There are a few things I very much have in common with the Brantas, one of them being a strong craving for coastal waterways, peninsular bays and lakes. Those big birds enjoy some of the best bodies of water, and for good reasons. Take a bath, swim a while, paddle around, stick your head below, look at old tires, bottles, some fish; nibble on weeds, squawk a bit. Sure beats resting in peace six feet under.

 

Eating is big with Branta Geese, and since they are predominantly vegetarians, they favor better lawns and gardens everywhere. Just recently a bunch of them landed in my place to feed on the tender tips of my best Kentucky Blue grass. Next day, they fertilized my lawn by means of their prodigious digestive system, then left again. A couple of weeks later, my well-manured turf showed new signs of growth. I was tempted to taste the fresh crop but couldn't quite stomach the aroma. For now I just smoke the stuff while waiting to join the Brantas in my next life.

 

Last not least, I like the Brantas' frequent-flyer program. Just think. You just watered your belly in a sun-lit pond for an hour or so. You then helped yourself to the daily treat of lush greenery, and soon thereafter nature's call gets answered. Next, you get ready to join the flock of feathered aviators for take-off into the skies.

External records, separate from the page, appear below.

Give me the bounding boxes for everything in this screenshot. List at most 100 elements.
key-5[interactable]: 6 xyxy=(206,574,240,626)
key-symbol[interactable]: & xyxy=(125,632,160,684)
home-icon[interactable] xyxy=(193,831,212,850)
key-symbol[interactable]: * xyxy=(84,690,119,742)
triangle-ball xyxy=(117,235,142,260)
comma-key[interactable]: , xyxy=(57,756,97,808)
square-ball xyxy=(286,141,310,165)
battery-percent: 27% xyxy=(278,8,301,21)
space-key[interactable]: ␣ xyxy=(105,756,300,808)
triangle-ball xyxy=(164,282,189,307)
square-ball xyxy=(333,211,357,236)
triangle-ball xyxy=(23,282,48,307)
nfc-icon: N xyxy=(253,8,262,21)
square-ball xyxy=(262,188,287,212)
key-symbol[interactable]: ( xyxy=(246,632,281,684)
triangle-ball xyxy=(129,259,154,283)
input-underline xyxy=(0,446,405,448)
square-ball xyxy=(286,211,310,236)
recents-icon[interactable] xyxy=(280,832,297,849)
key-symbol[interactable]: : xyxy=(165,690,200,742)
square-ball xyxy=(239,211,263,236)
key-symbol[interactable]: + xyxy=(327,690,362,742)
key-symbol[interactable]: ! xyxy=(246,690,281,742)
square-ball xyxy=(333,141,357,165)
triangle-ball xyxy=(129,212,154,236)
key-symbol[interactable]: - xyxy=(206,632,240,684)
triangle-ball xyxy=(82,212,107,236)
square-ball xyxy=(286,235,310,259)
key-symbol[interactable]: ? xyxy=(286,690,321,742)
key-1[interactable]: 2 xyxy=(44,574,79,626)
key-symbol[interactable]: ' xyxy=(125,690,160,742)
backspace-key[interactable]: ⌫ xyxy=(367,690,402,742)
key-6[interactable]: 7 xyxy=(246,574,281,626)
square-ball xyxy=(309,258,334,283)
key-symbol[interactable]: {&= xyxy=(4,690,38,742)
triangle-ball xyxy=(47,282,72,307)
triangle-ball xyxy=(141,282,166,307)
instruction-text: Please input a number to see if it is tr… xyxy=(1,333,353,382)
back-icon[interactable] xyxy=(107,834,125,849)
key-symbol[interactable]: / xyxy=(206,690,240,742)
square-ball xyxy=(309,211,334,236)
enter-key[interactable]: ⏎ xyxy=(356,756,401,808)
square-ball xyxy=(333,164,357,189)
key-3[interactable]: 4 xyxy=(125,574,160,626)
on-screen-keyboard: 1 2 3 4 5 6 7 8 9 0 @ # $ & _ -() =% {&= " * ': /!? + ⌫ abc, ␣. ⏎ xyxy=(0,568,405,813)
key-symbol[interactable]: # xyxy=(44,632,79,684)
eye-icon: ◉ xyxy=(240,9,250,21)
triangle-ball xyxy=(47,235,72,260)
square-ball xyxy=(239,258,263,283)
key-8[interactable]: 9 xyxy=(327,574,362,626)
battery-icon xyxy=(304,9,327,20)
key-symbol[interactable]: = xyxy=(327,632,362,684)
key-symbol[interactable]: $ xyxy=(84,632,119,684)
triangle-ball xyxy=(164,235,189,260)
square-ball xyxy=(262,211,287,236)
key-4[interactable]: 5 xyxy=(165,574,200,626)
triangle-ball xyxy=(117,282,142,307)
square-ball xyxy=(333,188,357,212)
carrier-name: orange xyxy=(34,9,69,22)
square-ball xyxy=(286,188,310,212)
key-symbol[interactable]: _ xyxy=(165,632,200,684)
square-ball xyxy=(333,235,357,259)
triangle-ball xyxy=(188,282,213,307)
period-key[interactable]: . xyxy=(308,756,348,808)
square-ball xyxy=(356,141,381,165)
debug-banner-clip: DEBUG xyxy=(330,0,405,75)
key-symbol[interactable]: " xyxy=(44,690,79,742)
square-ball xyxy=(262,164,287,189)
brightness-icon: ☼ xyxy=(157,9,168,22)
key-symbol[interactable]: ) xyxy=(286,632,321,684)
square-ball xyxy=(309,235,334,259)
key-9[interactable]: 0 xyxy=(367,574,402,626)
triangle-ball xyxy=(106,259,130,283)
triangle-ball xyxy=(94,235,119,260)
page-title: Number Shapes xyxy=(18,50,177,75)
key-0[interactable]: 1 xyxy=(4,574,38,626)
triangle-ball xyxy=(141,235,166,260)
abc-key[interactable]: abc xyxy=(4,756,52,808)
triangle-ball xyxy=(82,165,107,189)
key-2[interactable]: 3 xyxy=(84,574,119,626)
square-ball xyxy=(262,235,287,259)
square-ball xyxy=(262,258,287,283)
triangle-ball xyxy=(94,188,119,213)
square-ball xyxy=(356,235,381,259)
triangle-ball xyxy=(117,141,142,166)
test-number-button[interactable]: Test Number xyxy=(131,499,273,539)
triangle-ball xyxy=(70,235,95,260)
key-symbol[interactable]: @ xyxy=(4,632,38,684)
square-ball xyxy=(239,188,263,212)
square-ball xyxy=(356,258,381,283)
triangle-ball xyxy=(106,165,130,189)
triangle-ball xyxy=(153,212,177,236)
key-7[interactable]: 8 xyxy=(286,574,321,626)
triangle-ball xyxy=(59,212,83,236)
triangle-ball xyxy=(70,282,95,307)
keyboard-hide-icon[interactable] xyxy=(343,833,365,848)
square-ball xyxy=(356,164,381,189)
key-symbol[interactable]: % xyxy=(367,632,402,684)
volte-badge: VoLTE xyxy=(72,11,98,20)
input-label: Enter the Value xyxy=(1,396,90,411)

There are all kinds of short excursions to selected gourmet hang-outs, and twice a year you go on long-distance trips down south or back north.

 

What's more, you're blessed with two strong, well-plumed wings on a good body, a long neck sporting a fist-sized head that is home to a state-of-the-art navigation-system the size of a hazelnut. Add to that the routine of V-shaped flight-formation in favorable weather, plus the geographic scenery some three thousand feet below you. It so blows your mind, and there's nothing to stop you from screeching with sheer ecstasy while well underway to better pastures.

 

So let's face it: life after death can't get any better. Swim, eat, purge and fly. Go Branta, and I'll see you up there. Just like that.